Светлый фон

— Там нет ни единого упоминания о Черном Призраке.

Губы его презрительно скривились: какой же он дурак, что открыл душу этой женщине!

Да, любовь ослепила его и вышибла мозги из головы! Он должен немедленно встретиться с братом и попытаться исправить хотя бы часть того зла, к которому может привести знакомство с проклятыми бумагами.

— Одевайся. Мы возвращаемся в Лондон.

Поедем верхом; дорога длинная, — холодно распорядился он.

— Я останусь здесь, — заявила она.

— Мадам, делайте что вам говорят!

Она не посмела больше противоречить. Вид у него был такой, словно он способен на убийство. Путь длиной в двести миль оказался во всех отношениях нелегким. Шейн мчался во весь опор, сломя голову, и упрямая гордость не позволяла ей отставать.

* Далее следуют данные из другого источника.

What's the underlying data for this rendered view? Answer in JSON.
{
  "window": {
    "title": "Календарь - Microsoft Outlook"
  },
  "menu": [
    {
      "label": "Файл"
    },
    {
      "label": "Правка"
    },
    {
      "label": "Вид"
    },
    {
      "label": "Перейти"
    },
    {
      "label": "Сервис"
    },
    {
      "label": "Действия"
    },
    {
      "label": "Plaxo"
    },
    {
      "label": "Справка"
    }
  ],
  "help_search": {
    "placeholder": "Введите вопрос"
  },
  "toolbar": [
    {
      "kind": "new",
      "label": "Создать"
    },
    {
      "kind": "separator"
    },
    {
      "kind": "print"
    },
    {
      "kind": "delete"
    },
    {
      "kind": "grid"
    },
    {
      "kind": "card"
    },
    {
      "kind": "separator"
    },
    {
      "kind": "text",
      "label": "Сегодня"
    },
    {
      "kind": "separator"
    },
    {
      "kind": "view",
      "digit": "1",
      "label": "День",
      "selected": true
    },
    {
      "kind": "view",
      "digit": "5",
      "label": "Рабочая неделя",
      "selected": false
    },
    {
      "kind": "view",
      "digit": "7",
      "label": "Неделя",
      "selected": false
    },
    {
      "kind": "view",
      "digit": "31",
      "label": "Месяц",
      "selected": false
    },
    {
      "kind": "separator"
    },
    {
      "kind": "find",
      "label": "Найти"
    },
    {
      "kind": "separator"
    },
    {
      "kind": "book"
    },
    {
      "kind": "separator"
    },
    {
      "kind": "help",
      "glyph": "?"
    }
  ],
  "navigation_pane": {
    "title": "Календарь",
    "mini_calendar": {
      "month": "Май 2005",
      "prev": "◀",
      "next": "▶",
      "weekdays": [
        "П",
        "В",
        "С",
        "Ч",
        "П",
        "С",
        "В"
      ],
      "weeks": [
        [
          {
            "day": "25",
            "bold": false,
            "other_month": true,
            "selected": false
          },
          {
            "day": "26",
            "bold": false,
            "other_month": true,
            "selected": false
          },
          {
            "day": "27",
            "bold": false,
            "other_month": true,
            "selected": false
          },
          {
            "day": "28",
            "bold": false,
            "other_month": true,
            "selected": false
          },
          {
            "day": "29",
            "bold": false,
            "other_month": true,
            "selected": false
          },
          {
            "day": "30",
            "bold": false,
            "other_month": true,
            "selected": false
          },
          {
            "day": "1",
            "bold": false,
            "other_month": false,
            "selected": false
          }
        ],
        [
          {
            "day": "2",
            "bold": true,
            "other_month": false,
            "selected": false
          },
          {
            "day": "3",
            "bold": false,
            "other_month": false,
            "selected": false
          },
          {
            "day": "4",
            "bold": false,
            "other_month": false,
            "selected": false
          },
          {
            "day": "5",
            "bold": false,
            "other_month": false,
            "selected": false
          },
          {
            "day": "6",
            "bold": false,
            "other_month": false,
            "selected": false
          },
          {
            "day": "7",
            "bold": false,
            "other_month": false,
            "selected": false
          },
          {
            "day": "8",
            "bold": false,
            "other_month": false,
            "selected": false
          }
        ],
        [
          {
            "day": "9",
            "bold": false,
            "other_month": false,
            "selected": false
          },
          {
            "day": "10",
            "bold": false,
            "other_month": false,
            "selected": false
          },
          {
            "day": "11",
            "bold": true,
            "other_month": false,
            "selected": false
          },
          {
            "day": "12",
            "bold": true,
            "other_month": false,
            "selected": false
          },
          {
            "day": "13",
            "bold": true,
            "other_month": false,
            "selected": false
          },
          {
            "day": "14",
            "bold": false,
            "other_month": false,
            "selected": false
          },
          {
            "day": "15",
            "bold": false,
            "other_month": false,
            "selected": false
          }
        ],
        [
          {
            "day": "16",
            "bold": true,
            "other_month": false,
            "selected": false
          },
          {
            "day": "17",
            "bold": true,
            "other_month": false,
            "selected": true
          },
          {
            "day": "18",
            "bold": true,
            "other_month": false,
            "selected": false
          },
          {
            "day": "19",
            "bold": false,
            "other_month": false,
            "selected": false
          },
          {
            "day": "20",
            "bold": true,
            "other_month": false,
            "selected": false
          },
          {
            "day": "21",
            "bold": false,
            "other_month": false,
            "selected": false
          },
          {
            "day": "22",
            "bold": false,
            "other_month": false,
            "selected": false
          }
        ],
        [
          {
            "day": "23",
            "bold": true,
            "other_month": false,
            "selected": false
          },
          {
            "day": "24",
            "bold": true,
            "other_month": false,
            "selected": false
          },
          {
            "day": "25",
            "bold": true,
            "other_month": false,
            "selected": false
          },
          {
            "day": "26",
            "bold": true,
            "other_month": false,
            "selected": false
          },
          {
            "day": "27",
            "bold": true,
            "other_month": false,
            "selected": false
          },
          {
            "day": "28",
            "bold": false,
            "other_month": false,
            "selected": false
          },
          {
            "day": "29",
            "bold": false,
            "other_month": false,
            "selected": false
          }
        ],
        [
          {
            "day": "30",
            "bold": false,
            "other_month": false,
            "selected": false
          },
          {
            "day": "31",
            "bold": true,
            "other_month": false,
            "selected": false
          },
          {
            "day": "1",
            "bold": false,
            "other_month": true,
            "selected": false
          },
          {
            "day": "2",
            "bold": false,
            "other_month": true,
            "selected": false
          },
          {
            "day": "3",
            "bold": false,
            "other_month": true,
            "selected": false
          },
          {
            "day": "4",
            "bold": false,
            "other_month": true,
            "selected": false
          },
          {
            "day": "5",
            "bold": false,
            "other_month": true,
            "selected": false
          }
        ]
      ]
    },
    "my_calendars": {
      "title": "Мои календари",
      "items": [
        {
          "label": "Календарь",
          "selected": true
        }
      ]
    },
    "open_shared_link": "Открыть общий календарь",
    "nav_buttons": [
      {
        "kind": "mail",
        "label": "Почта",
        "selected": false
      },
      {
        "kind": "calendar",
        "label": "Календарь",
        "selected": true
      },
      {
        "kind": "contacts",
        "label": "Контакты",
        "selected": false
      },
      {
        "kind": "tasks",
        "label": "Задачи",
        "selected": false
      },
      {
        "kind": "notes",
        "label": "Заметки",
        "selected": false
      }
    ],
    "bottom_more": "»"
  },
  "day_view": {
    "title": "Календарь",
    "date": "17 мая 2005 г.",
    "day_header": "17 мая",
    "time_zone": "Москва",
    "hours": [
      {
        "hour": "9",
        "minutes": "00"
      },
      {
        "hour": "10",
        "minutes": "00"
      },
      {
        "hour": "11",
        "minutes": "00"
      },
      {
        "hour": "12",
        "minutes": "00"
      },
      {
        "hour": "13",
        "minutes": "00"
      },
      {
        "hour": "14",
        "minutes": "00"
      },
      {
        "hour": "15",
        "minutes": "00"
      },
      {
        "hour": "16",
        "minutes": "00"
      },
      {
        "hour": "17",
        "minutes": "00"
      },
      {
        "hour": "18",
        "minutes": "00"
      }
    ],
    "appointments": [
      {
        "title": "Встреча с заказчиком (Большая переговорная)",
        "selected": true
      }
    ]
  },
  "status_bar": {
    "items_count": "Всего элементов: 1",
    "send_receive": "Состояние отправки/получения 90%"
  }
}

Сотню раз она собиралась попросить у него прощения за то, что не уничтожила секретные досье, а ему сказала, что уничтожила; ее тяготило чувство вины, но Шейн держался холодно и отчужденно — таким она видела его впервые.

Сотню раз он порывался обнять ее и уничтожить пропасть, открывшуюся между ними, но подозрение, что она никогда не любила его по-настоящему, и ее требование развода заставляли его еще больше замкнуться в себе.

Слуги и багаж перемещались вслед за ними, сохраняя (с разрешения Сабби) куда более разумную скорость; в результате у нее при себе не было ни платья на смену, ни достаточного количества туалетных принадлежностей, чтобы наводить красоту; однако никогда еще не ощущал он так полно ее живое очарование.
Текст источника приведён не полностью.